10. В комнате нет письма
В тот же вечер мы с Гилбертом Куком славно пообедали в ресторане Уайта. Он пригласил меня с определенной целью, но хоть и умел без стеснения вмешиваться в чужие дела, сам никак не мог начать разговор о собственных заботах, и мне пришлось прийти ему на помощь. Он сразу почувствовал себя легко и свободно, как человек, у которого неприятная обязанность уже позади. Он заказал новую бутылку вина и стал говорить более откровенно и с большей настойчивостью.
Одолжение, о котором он просил, не показалось бы обременительным большинству людей.
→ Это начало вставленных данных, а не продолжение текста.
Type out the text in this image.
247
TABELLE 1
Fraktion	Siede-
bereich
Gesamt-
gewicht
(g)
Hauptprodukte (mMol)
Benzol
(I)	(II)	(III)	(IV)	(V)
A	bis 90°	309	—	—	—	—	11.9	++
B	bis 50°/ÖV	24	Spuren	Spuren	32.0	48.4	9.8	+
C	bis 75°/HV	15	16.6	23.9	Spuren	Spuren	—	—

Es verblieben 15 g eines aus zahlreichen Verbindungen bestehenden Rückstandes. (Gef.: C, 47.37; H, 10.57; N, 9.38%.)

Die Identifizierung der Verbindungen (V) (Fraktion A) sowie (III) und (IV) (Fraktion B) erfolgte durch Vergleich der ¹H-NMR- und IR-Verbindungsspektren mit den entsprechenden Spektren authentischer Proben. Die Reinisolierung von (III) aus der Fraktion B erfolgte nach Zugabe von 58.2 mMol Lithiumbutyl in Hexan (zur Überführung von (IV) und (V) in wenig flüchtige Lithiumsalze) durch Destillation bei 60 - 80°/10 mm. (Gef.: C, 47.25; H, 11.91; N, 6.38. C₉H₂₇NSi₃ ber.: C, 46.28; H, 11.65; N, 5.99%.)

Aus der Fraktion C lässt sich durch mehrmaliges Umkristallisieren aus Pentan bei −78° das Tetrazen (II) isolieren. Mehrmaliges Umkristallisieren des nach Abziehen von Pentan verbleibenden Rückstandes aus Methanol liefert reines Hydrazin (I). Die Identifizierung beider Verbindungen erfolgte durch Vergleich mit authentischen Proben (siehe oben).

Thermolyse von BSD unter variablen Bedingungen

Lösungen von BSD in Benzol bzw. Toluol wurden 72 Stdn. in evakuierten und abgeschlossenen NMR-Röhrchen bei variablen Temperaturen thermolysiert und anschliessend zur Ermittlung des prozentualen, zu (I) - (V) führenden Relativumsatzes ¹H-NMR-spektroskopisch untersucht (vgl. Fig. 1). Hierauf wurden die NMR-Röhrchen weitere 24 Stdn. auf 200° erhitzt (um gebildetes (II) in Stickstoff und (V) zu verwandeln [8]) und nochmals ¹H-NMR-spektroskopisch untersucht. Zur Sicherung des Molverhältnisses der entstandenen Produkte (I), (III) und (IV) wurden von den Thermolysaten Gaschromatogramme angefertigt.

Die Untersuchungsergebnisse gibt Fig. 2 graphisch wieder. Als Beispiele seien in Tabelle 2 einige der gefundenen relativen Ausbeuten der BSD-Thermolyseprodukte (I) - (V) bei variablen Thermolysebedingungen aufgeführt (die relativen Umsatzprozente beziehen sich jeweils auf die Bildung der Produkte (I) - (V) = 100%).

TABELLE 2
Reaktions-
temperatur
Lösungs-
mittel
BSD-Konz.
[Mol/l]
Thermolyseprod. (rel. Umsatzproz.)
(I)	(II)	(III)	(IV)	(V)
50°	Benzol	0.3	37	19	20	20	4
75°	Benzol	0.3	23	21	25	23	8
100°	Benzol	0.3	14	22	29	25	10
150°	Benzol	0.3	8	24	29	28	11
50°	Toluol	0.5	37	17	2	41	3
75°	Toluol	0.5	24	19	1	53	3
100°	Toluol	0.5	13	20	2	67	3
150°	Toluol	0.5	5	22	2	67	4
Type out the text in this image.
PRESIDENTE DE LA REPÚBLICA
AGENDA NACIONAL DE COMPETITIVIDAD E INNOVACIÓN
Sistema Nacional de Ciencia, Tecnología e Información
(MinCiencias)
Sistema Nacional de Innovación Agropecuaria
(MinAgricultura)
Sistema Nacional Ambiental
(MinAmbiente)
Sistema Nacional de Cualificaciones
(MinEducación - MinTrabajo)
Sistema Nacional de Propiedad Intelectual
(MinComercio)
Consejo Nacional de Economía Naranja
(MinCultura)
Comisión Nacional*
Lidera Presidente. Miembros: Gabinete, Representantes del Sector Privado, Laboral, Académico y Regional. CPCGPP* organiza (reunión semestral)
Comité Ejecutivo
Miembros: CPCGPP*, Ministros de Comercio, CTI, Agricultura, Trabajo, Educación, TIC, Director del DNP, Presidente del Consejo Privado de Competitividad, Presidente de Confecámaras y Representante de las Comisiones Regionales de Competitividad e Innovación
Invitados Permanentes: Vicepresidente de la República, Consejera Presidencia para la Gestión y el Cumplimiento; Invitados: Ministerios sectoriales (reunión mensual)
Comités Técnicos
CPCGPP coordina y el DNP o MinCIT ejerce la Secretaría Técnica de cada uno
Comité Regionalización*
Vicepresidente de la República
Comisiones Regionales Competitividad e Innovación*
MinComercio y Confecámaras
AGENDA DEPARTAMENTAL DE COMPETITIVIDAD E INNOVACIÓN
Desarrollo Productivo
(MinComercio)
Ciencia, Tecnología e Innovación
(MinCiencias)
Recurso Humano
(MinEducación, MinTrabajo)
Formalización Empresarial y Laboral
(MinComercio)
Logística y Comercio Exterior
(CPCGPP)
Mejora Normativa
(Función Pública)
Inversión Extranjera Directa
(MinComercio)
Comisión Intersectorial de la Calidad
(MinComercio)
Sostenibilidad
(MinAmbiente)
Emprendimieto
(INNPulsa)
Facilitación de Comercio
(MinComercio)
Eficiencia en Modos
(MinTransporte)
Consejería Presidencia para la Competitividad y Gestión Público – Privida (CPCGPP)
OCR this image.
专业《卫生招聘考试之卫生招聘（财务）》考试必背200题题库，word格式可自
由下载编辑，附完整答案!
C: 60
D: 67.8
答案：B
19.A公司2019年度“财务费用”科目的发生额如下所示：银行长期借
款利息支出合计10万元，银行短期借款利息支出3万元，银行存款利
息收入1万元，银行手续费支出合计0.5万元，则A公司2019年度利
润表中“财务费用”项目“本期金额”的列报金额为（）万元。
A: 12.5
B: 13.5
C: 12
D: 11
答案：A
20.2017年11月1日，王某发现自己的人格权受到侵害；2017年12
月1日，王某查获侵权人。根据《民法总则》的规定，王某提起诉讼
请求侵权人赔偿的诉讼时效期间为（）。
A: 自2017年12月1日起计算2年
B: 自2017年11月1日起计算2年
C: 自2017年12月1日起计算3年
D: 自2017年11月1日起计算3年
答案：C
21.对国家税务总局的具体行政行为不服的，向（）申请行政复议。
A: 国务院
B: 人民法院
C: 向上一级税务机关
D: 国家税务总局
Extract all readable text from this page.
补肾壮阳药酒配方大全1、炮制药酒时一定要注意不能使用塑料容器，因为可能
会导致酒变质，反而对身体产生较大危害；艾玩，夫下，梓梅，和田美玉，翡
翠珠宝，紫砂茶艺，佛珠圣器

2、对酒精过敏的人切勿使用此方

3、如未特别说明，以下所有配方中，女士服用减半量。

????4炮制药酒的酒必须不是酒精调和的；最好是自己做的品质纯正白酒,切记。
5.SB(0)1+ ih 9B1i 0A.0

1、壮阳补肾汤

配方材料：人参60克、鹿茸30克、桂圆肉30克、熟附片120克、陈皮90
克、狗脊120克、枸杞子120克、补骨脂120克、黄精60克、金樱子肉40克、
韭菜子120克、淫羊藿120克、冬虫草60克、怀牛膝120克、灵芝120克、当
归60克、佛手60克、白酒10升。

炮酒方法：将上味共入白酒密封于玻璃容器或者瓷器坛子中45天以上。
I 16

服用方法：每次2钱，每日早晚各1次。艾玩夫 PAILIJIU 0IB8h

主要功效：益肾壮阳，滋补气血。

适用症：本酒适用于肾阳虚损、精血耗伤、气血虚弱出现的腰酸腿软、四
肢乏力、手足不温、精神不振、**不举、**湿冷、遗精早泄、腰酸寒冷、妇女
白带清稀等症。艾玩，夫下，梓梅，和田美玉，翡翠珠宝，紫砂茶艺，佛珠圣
Выяснилось, что он всеми силами старался попасть в армию, но его не брали, потому что он когда-то перенес трепанацию черепа. Гилберту было стыдно и горько. Он хотел воевать, хотел искренне, как многие люди нашего возраста лет двадцать пять назад; в 1939 году взгляды и настроения изменились; большинство людей, оказавшихся в положении Гилберта, благословляли свою судьбу, он же чувствовал себя ущемленным.
Впрочем, к этому времени он успел примириться с отказом, но раз уж ему не пришлось воевать, он хотел по крайней мере участвовать в войне каким-то другим образом. Оставаться у Поля Лафкина?
– Зачем я ему нужен? – спрашивал Гилберт Кук подозрительно, бросая на меня понимающий горячий взгляд.
– Наверное, от вас есть толк.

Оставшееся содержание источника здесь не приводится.